Éric Lombard se retourna, le bidon d’essence à la main. Otto avait une arme au bout de son bras, son autre bras pendait inerte le long de son corps ; la manche était trempée de sang.

— Attends, dit-il. Laisse-moi encore un peu, Otto. Ma petite sœur… Que lui ont-ils fait ? Que lui ont-ils fait, Otto ?

Il se retourna vers le cercueil. Autour de lui, une vaste pièce circulaire brillamment éclairée par des appliques. Tout, dans cette salle, était blanc : murs, sol, mobilier… Une estrade carrée au centre du cercle. Chacun de ses côtés était constitué de deux marches. Un grand cercueil blanc ivoire reposait dessus. Il y avait aussi deux guéridons avec des fleurs dans des vases.
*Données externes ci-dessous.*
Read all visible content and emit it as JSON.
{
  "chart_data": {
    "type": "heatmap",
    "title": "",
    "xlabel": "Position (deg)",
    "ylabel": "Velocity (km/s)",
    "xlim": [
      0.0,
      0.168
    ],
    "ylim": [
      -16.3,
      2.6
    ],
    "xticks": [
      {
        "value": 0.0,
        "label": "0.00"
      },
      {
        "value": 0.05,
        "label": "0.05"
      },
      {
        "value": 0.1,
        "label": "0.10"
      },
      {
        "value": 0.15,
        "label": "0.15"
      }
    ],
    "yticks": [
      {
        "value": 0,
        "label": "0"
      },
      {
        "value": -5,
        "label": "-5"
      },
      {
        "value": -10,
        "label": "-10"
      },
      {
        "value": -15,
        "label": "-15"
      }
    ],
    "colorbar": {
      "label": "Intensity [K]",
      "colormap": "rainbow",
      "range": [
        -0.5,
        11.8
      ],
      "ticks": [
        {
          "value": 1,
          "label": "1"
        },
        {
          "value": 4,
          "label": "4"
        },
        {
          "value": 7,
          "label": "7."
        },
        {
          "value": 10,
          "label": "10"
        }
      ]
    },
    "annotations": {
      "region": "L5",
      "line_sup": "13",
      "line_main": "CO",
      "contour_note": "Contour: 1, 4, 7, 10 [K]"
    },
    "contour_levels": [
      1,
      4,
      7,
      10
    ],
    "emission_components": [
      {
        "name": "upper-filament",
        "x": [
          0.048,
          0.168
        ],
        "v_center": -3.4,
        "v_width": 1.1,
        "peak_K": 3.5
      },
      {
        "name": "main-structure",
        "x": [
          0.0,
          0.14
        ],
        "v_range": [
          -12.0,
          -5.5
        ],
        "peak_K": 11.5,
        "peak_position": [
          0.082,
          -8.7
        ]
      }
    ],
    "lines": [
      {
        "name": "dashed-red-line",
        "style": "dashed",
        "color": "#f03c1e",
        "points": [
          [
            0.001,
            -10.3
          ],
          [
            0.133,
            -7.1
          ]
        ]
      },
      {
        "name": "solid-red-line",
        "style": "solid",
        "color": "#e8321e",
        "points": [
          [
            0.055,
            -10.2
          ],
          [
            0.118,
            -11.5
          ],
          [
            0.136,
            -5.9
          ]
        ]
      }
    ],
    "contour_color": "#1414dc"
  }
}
Les fleurs étaient blanches, les vases et les guéridons également.

Éric Lombard agita le bidon d’essence au-dessus du catafalque. Le cercueil était ouvert. À l’intérieur, allongée au creux du capiton ivoirin, Maud Lombard paraissait dormir dans sa robe blanche. Yeux clos. Souriante. Immaculée. Immortelle…

Plastination. On remplaçait les liquides biologiques par du silicone. Comme dans ces expos où on montrait de vrais cadavres parfaitement conservés. Éric Lombard fixa le jeune visage angélique, à présent ruisselant d’essence.

Ma violence s’est dressée, bâton de la méchanceté. Il ne reste rien d’eux, rien de leur grondement ; plus de répit pour eux. Le temps vient, le jour est imminent. Chacun vivra dans son crime ; ils ne pourront reprendre force.